BACKGROUND IMAGE: iSTOCK/GETTY IMAGES
Many IT pros impacted by the global Azure outage this week were disappointed in how long it took Microsoft to deliver an explanation, and some are re-thinking their use of Microsoft's cloud services.
The Azure outage, which was caused in part by a performance update to Azure Storage, took some websites down for up to 10 hours in some areas, and denied some access to a variety of Microsoft’s own services, including Visual Studio, Virtual Machines and Search.
Despite the problem being solved and explained, some users gave the company failing grades on crisis management.
"Our site went offline, as did about every other site on Azure, for four hours," said Ray Suelzer, senior Web developer and data guru with Making Change at WalMart, a worker advocacy group. "We lost huge amounts of traffic to our page, and that obviously sucks. But, what I find even worse about this whole experience is how poorly the crisis was managed by Microsoft."
Suelzer and others were at a loss to explain why one of the largest high tech companies in the world didn’t use its Twitter account to let the thousands of businesses affected worldwide know what the status of the event was, or just simply replying to their messages.
Instead, Microsoft directed people to a status page that said "everything looks good" or "we are having issues, but aren’t sure if they are impacting customers," Suelzer said.
"Even more alarming is the fact that nearly 24 hours after this major outage, I have yet to receive an email from Microsoft explaining the situation," Suelzer said.
The outage gave another user, who is thinking of migrating to Office 365 early next year, pause.
"Microsoft may have ambitions for hosting other people’s businesses, and could have the compute and storage muscle to back that up, but this outage makes me hesitate a bit," said one IT manager with a New York City-based retailer of children’s clothing. "I couldn’t afford to be down for a day and with little explanation to pass on to my customers and suppliers.”
Because many users have Service Level Agreements (SLAs) as part of their Azure contracts, some think they should be compensated to cover the negative impact the outage caused to their business. In their explanation of what caused the outage, Microsoft officials made no mention of such compensation. But a source close to the company said company officials were at least considering a business credit.
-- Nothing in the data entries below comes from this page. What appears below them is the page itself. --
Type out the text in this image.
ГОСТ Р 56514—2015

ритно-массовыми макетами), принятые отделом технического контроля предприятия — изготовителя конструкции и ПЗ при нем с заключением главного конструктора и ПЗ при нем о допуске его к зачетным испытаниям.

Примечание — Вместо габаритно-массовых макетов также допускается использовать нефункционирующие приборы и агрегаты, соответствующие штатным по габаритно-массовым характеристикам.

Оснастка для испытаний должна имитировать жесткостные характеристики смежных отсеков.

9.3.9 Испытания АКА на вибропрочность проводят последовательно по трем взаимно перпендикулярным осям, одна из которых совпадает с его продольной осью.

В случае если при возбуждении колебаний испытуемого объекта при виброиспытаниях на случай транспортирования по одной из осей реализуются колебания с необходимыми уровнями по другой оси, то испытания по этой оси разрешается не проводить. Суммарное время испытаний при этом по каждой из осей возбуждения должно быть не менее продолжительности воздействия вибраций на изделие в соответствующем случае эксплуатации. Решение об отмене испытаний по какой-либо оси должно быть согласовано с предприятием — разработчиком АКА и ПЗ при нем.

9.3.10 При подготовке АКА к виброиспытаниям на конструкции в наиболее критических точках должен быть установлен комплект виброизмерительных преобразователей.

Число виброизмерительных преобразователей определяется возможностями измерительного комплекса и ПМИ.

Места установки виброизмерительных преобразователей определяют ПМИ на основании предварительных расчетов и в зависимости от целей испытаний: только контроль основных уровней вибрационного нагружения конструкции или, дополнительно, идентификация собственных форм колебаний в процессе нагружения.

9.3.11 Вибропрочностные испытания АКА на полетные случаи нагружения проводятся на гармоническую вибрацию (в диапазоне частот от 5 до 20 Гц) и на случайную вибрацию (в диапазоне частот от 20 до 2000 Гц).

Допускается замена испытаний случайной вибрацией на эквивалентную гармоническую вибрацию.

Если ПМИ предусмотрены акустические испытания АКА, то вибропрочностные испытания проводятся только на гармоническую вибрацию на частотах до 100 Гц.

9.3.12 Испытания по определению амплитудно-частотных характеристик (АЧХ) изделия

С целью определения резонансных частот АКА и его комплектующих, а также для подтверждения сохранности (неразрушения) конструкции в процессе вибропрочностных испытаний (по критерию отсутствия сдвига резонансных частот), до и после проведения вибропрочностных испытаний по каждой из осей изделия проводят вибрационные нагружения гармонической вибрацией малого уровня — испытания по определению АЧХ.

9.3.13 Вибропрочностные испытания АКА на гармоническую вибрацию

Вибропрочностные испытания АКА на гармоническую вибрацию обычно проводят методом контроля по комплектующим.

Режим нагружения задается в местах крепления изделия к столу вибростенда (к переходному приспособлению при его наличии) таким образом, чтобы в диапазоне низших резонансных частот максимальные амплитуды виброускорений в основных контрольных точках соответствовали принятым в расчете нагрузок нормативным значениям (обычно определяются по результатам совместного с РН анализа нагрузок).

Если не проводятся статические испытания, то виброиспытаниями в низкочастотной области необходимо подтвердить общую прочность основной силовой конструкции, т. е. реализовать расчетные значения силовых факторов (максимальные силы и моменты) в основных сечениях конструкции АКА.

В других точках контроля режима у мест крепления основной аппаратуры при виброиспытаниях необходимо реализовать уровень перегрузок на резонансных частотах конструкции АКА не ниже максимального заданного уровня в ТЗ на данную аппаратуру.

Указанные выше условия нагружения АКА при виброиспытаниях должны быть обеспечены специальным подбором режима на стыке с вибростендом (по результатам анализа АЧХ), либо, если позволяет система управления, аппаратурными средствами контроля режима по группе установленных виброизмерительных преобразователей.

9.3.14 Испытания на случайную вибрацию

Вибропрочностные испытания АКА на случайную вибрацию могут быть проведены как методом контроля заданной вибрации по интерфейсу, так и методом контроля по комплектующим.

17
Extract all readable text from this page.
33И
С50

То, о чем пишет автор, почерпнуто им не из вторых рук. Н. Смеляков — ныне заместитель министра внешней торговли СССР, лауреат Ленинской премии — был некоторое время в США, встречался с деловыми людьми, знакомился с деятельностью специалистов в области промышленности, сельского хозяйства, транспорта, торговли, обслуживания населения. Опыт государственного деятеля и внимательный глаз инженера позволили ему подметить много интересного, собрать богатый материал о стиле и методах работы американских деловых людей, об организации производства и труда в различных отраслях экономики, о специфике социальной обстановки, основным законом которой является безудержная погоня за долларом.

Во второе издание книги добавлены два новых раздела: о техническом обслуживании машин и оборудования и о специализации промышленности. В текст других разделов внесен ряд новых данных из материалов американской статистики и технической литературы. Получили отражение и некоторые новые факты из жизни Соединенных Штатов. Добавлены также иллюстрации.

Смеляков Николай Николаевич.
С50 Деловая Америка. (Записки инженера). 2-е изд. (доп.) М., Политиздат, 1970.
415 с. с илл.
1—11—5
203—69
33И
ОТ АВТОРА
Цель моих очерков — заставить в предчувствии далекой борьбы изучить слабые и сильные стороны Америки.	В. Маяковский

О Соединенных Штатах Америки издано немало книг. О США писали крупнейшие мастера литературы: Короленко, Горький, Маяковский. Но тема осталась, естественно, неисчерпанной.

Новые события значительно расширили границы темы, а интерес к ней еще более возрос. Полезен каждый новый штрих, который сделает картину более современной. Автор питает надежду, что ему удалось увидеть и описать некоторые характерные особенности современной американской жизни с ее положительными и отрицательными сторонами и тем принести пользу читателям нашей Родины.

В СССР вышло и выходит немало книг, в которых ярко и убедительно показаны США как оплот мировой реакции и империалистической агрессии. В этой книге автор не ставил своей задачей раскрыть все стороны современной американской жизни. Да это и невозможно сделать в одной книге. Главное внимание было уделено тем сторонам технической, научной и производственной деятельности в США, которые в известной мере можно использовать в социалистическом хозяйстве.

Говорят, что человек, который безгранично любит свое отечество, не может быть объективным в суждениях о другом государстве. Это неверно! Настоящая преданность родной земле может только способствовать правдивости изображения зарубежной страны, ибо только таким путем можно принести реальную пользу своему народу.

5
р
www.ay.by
"Some internally have argued in favor of a service credit with this sort of out outage because of its business impact," the source said. "Others don’t think the company should be on hook for this given the amount of time most companies were down. Upper management hasn’t decided yet."
What made it difficult for Microsoft to give users a timely and detailed update on the status of services such as Azure Storage Services was the unavailability of the Service Health Dashboard and Management Portal. In his blog post, Microsoft Azure Corporate Vice President Jason Zander points out that with Service Health Dashboard down, updates were not being communicated for about the first three hours of the outage.
Also, some downstream support tools that depend on the Service Health Dashboard were affected. This resulted in limiting users’ ability to create new support cases, as well as Microsoft’s ability to update users that were impacted, Zander wrote.
What caused the global Azure outage?
In delivering the explanation for the cause of the outage, Zander said the company tested the performance enhancement update for Azure Storage for several weeks which resulted in measurable improvements.
But as the company rolled it out across its storage service, it uncovered a technical issue that resulted in blob front ends going into an infinite loop – something that didn’t surface during testing. This in turn resulted in an inability for the front ends to take on additional traffic, which then caused other services built on top of Azure Storage to experience a number of issues.
"Once we detected this issue, the change was rolled back promptly, but a restart of the storage front ends was required in order to fully undo the update. Once the mitigation steps were deployed, most of our customers started seeing the availability improvement across the affected regions," Zander wrote in his blog.
Other Microsoft services that were knocked offline included SQL Import/export. Websites, Azure Search, Service Bus, Virtual Network, Active Directory StorSimple and Azure backup Services.